DR. FITZMAURICE: There is an ASKA report. And we make come inferences about best practices but we don't address it directly since nobody reported best practices.

That report has been sent up, issued -- it hasn't gone around to SSS. It should go around to the subcommittee. Subcommittee should give us comments. That's Steve Steindel and myself and then it should go to the NCVHS. It's ready.

DR. COHN: Okay, so what we will do then is to give the full subcommittee a week to review that. Could you do us a favor and resend it? Per Stan since I'm sure somewhere -- I know we've all received it, but it's been a while ago. I don't think it's something to be voted on, but this is more for information for the full committee.

DR. FITZMAURICE: Information and comment.

DR. COHN: Information for the full committee.

DR. FITZMAURICE: In the sense of is it ready to be sent to the NCVHS members before the meeting.

DR. COHN: So, are there other things for June? We'll just talk about the rest of the year very briefly. Are there other agenda items for the June meeting?

DR. BLAIR: Will we have most or all of our subcommittee members present at the NHII session on June 30th to July 2nd? Is everybody -- I'm assuming everybody knows about it. Stan, I'm assuming you know about it?

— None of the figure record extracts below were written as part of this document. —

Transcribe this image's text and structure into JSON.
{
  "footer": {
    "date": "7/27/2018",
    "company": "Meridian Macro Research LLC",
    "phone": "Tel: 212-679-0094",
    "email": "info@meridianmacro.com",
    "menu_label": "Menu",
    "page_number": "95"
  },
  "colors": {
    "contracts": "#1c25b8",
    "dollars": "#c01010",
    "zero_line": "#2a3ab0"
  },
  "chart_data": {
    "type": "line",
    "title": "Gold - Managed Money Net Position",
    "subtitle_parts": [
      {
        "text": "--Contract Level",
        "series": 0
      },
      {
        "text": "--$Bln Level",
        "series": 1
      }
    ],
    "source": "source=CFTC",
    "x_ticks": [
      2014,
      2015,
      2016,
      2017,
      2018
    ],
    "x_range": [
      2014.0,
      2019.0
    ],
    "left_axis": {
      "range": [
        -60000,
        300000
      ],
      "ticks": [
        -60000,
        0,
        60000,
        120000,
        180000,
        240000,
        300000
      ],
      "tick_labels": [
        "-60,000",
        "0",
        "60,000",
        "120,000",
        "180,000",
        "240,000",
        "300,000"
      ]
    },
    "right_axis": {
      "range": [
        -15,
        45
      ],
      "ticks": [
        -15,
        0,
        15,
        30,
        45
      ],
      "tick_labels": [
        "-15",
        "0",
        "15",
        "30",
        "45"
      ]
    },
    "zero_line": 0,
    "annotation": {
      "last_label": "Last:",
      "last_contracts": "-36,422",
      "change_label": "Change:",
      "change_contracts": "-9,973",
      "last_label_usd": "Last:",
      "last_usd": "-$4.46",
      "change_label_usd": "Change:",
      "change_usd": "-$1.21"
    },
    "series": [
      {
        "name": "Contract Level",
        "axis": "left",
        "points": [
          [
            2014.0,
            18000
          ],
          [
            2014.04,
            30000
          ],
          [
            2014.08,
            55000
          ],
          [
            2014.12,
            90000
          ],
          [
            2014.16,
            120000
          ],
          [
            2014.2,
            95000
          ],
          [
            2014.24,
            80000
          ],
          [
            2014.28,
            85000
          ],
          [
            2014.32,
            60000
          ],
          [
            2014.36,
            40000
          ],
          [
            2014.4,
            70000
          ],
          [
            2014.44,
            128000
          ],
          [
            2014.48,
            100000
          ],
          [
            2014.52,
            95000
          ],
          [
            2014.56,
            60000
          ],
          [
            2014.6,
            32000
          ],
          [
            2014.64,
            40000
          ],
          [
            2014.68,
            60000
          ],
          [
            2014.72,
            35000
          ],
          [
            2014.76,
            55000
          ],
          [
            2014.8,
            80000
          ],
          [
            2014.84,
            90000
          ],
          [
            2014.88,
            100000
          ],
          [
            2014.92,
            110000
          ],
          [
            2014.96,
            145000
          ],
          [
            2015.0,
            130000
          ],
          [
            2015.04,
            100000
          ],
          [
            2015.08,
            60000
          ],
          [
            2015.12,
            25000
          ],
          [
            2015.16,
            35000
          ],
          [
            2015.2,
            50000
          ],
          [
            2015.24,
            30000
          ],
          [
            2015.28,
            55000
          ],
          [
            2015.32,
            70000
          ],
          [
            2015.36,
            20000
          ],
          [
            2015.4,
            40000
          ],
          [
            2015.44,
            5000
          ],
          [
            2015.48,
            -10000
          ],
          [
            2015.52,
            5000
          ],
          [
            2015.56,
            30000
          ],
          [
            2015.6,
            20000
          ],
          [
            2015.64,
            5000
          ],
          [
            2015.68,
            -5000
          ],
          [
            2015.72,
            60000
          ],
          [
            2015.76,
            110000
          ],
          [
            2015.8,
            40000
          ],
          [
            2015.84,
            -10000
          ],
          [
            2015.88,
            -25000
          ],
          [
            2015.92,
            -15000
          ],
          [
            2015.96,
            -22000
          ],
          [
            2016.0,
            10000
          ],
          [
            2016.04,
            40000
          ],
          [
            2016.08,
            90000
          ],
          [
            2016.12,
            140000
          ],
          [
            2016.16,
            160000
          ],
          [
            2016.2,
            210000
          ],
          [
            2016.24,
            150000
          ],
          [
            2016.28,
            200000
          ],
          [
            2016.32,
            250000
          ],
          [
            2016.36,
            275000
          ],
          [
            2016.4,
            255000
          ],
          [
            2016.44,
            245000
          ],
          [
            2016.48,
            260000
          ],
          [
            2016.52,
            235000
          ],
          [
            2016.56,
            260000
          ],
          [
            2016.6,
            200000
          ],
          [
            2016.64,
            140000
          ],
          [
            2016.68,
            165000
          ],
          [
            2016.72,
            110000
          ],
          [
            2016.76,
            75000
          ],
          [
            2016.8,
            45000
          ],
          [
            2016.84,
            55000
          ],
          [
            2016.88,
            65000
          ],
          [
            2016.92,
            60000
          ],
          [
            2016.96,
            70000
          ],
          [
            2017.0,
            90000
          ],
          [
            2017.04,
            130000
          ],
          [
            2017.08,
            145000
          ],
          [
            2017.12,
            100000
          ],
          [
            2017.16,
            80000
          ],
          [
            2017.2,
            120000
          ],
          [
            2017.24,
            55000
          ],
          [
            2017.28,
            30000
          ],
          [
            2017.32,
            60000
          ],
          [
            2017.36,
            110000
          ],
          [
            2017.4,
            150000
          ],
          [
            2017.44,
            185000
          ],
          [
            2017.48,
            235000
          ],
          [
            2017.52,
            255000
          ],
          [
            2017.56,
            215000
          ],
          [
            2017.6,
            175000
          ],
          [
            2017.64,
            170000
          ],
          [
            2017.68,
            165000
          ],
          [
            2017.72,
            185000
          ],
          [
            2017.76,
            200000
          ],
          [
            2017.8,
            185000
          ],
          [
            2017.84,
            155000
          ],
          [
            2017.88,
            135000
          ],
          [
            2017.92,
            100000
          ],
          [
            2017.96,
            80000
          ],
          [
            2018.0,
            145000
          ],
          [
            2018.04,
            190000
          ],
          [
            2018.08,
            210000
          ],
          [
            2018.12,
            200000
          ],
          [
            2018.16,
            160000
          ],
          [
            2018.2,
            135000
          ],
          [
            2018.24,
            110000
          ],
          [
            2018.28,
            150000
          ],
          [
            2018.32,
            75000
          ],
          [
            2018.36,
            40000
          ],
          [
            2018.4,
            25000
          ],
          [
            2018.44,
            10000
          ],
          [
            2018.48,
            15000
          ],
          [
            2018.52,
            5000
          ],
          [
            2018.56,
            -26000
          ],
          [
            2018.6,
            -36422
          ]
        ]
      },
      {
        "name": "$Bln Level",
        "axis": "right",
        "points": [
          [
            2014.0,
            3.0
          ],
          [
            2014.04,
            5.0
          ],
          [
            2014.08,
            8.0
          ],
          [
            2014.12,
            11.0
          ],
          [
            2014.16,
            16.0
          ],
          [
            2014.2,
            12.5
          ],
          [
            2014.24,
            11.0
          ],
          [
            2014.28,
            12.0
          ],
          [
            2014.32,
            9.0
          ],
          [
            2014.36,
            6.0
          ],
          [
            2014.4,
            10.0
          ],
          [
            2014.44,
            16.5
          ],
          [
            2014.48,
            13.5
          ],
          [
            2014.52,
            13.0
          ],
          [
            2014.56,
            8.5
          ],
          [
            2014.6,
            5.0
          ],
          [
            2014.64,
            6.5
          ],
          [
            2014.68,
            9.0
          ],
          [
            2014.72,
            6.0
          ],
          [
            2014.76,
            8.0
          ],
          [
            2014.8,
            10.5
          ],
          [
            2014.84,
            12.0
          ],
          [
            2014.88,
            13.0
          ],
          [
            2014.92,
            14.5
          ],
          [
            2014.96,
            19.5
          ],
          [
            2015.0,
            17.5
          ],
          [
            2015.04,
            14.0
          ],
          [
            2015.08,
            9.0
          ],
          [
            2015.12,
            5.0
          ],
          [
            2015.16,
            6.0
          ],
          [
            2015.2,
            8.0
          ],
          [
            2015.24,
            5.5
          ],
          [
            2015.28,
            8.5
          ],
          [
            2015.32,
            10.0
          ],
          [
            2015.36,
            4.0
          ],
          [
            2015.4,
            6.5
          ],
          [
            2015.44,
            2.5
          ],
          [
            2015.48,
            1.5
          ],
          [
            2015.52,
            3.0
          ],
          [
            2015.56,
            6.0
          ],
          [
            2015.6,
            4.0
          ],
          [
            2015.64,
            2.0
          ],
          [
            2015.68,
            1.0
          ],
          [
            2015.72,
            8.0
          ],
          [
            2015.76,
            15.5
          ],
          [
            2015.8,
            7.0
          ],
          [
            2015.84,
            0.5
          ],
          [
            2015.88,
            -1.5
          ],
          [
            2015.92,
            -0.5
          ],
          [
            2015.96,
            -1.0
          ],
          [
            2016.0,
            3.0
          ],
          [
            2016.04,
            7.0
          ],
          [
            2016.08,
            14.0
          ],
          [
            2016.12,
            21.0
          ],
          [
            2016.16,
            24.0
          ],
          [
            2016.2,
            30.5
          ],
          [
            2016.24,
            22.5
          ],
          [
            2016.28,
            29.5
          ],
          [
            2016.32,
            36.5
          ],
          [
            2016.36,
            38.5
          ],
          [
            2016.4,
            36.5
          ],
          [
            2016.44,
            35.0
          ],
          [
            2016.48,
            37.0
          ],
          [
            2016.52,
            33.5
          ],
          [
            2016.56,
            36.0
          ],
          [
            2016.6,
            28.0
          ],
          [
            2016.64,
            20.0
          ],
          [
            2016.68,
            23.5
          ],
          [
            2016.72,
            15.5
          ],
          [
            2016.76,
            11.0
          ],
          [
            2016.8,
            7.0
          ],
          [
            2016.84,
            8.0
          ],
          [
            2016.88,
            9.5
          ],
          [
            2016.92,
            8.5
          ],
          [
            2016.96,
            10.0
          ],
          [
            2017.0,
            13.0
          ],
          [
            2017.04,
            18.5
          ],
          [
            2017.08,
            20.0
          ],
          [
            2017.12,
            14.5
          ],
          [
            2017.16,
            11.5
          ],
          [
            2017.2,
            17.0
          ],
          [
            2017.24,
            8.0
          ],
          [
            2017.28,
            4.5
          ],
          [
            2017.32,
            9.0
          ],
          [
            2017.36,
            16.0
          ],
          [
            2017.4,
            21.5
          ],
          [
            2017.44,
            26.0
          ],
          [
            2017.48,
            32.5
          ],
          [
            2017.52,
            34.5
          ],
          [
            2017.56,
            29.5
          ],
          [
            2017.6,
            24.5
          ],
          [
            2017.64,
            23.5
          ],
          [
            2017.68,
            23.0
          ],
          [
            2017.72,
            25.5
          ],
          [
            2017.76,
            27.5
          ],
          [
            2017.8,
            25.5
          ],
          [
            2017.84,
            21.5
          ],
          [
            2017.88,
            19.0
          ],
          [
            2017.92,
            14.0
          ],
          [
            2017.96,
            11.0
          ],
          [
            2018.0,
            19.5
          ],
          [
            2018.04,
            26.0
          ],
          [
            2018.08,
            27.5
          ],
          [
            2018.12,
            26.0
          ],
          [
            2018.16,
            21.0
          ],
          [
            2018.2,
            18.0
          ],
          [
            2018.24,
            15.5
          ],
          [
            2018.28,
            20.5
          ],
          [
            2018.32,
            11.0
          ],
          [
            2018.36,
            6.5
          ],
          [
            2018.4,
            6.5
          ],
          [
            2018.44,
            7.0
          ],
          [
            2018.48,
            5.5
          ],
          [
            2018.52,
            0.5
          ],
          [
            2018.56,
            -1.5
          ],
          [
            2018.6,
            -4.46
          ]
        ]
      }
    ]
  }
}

DR. HUFF: Yes, and I will be attending.

DR. COHN: I can't speak for those who aren't here. And for those on the internet and others, there's been a public announcement of an HHS sponsored summit on national health information infrastructure that is being convened starting on June 30th in Washington, D.C., continuing on through July 2nd. I believe there was information on --

DR. GREENBERG: There's a web site.

DR. COHN: Is there a web site specifically related to this?

DR. GREENBERG: Yes. I don't have the URL. I'm trying to think if there's a link to it.

DR. COHN: I guess I'm suggesting based on this comment that there ought to be some information on the NCVHS website which is www.NCVHS.HHS.gov, at least informing people of this meeting or pointing them to a website for the meeting.

DR. GREENBERG: We could do that.

DR. COHN: That would be great.

Now, future meetings of the subcommittee currently are scheduled for August 19th and 20th. I think we just added a day and I don't know whether we will poll the committee today decide whether testimony be the 18th or the 21st.

I guess I should ask the members here do you have an opinion as to which day you would rather have it, the beginning or the end? Why don't we assume that it will be on the 21st which is Thursday as opposed to the Monday unless there's something related to logistics and scheduling

DR. GREENBERG: That is August 19th through the 21st. And that extra day was to take testimony related to --

DR. COHN: Drug terminology and devices. And are certainly if we don't need it, we will drop it. That, I think, was the, we will probably do, I presume, a final review of the recommendations of related to PMI for the September meeting.

DR. GREENBERG: And I will provide Steve with a T-shirt for that meeting.

DR. COHN: And then obviously we have other meetings of the subcommittee currently scheduled for October 21st and 22nd which will hopefully remain just a two-day meeting and then on December 9th and 10th, a formal meeting of the committee on September 23rd and 24th and November 5th and 6th.

Okay, great. Anything else for the subcommittee?

I want to thank everyone. It's been a great meeting. We really appreciate everyone's hard work. With that, we are adjourned.